I don't know if it was purly coincidence that everything improved at school eg attention, progress after I started to sit with him or not but he asks every night so I will just continue to do this anyway and see what happens.

ProcrastinatingPanda Fri 23-Nov-12 09:54:17

We've got the same problem here with 5yr old DS. I've downloaded lots of sleep apps and calming music apps to his iPod and I put them in the iPod dock next to his bed. I've showed him how to easily put it back on if he wakes up and he sleeps with a torch too. We read nice stories like Winnie the Pooh before bed too and tell him it's so he will have nice dreams. It works some of time, but we've spent every night the last week with him in our bed.

FlyingFig Fri 23-Nov-12 09:43:35

DS, 7, from the age of about 2 has been a good sleeper (which has more than made up for 2 years of no sleep!).

His sensory issues have meant that he always insists on the room being pitch black and he likes the door shut, in order for him to wind down and fall asleep.

About 2 weeks ago he started waking up screaming, shaking and covered in sweat in the early hours, crying about 'pink sparks with nasty faces on' coming towards him. Some nights it's vampires trying to bite him. On 4 occasions he's either wet himself or has been about to, which again is not usual for him.
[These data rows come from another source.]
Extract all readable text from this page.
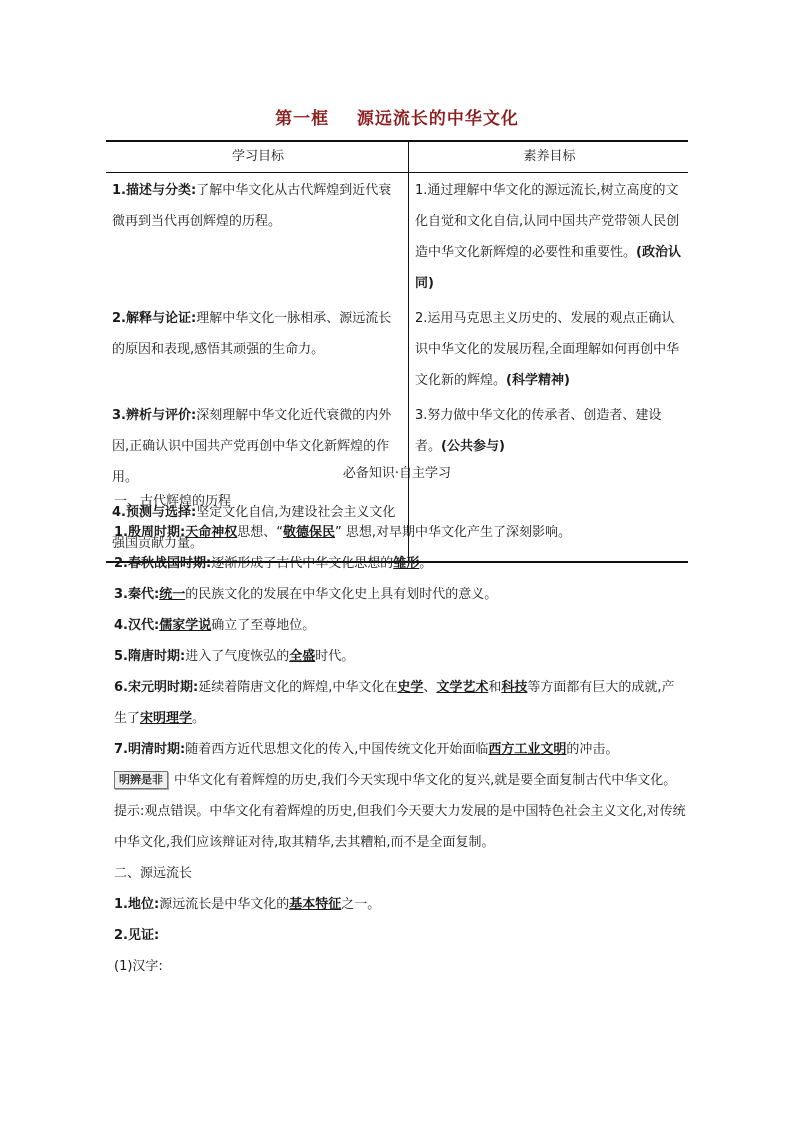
第一框    源远流长的中华文化
学习目标	素养目标
1.描述与分类:了解中华文化从古代辉煌到近代衰微再到当代再创辉煌的历程。	1.通过理解中华文化的源远流长,树立高度的文化自觉和文化自信,认同中国共产党带领人民创造中华文化新辉煌的必要性和重要性。(政治认同)
2.解释与论证:理解中华文化一脉相承、源远流长的原因和表现,感悟其顽强的生命力。	2.运用马克思主义历史的、发展的观点正确认识中华文化的发展历程,全面理解如何再创中华文化新的辉煌。(科学精神)
3.辨析与评价:深刻理解中华文化近代衰微的内外因,正确认识中国共产党再创中华文化新辉煌的作用。	3.努力做中华文化的传承者、创造者、建设者。(公共参与)
4.预测与选择:坚定文化自信,为建设社会主义文化强国贡献力量。	
必备知识·自主学习
一、古代辉煌的历程
1.殷周时期:天命神权思想、“敬德保民” 思想,对早期中华文化产生了深刻影响。
2.春秋战国时期:逐渐形成了古代中华文化思想的雏形。
3.秦代:统一的民族文化的发展在中华文化史上具有划时代的意义。
4.汉代:儒家学说确立了至尊地位。
5.隋唐时期:进入了气度恢弘的全盛时代。
6.宋元明时期:延续着隋唐文化的辉煌,中华文化在史学、文学艺术和科技等方面都有巨大的成就,产生了宋明理学。
7.明清时期:随着西方近代思想文化的传入,中国传统文化开始面临西方工业文明的冲击。
明辨是非 中华文化有着辉煌的历史,我们今天实现中华文化的复兴,就是要全面复制古代中华文化。
提示:观点错误。中华文化有着辉煌的历史,但我们今天要大力发展的是中国特色社会主义文化,对传统中华文化,我们应该辩证对待,取其精华,去其糟粕,而不是全面复制。
二、源远流长
1.地位:源远流长是中华文化的基本特征之一。
2.见证:
(1)汉字:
He struggles to settle and has started getting stressed at bed time, crying and begging not to have to go to bed. We've started to stay with him until he's calmed down, but he's still waking up. The last two mornings I've found him in the bottom bunk in the DD's room, curled up with DD1, unaware that he's even been up in the night!

SENCO has noted he's even harder to engage at school lately and his attention span is even worse than usual, however he's far less tearful at school than usual?

Really not sure what to do or if I should speak to GP? He's ASD, dyspraxia and has sensory processing issues. Any advice would be greatly appreciated.